Yea that's how you calculate resistance your resistance.
And to the OP there isn't a module that increase your shields by a percentage. It's a set amount for each module. Rechargers increase your rate by a percentage, but not extenders,
Specifically the
local power plant manager increases your shield amount by 7% but that shield bonus of 7% only applies to the vehicles base shield (and not any shield gotten from extenders). I am curious if by the same mechanic a
resistance amplifier would only grant its resistance bonuses to the base shield amount.
It seems like it would be an unintuitive/strange way for it to function but that doesn't mean it isn't so.

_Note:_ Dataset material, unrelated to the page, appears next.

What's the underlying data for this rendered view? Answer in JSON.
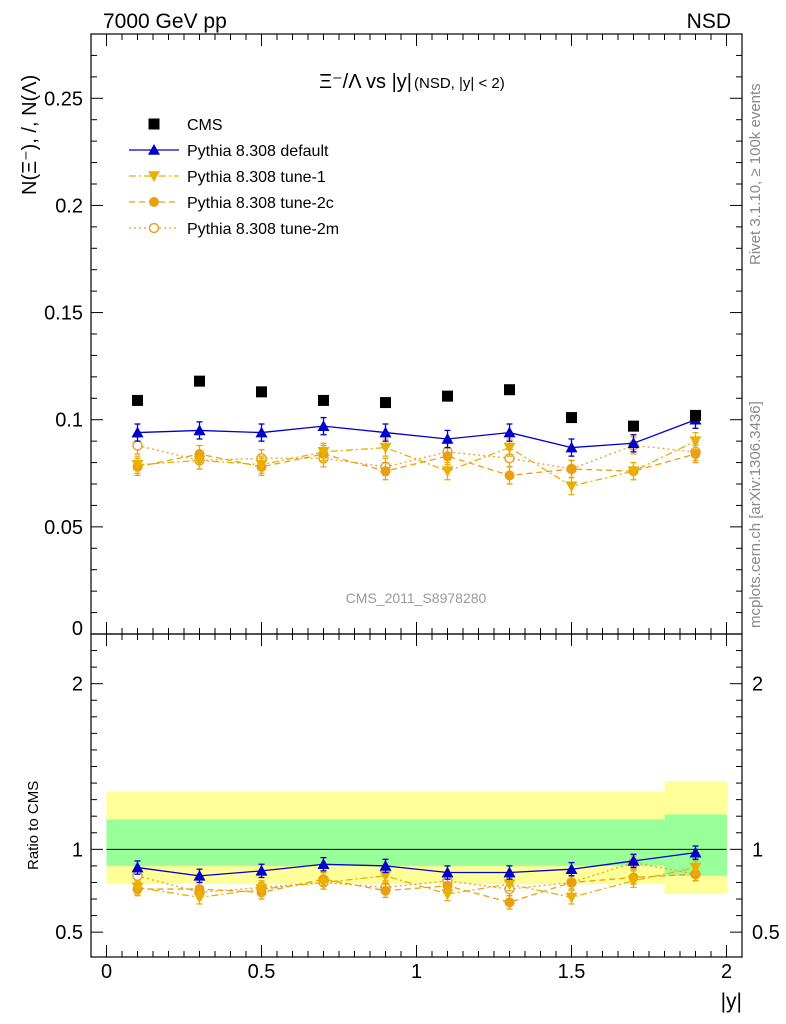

It doesn't work like that because resistance isn't a modifier that is applied to your vehicle at all but is instead applied to the enemy weapon. Just think about taking each unit of damage from the enemy weapon independently. The '1' damage coming in is reduced by your resistance amount and then applied to the shields until your shields are depleted. Doesn't matter if the shields are the base amount or if they are from a module the damage will be reduced the same.
The only quirk about resistances is that the stacking penalty affects them a good deal more than it does something like damage modifiers and when using resistance mods of different values the penalty will be applied to them in an order that will give the least resistance which is the opposite of how it works for everything else.
EDIT: Forgot about the pg module that also grants shields. The reason that only applies to the base is because modules that grant set amounts aren't modified by anything else and are always applied last. It just has to do with the order the calculations are performed, the game doesn't differentiate between base shields and shields from an extender.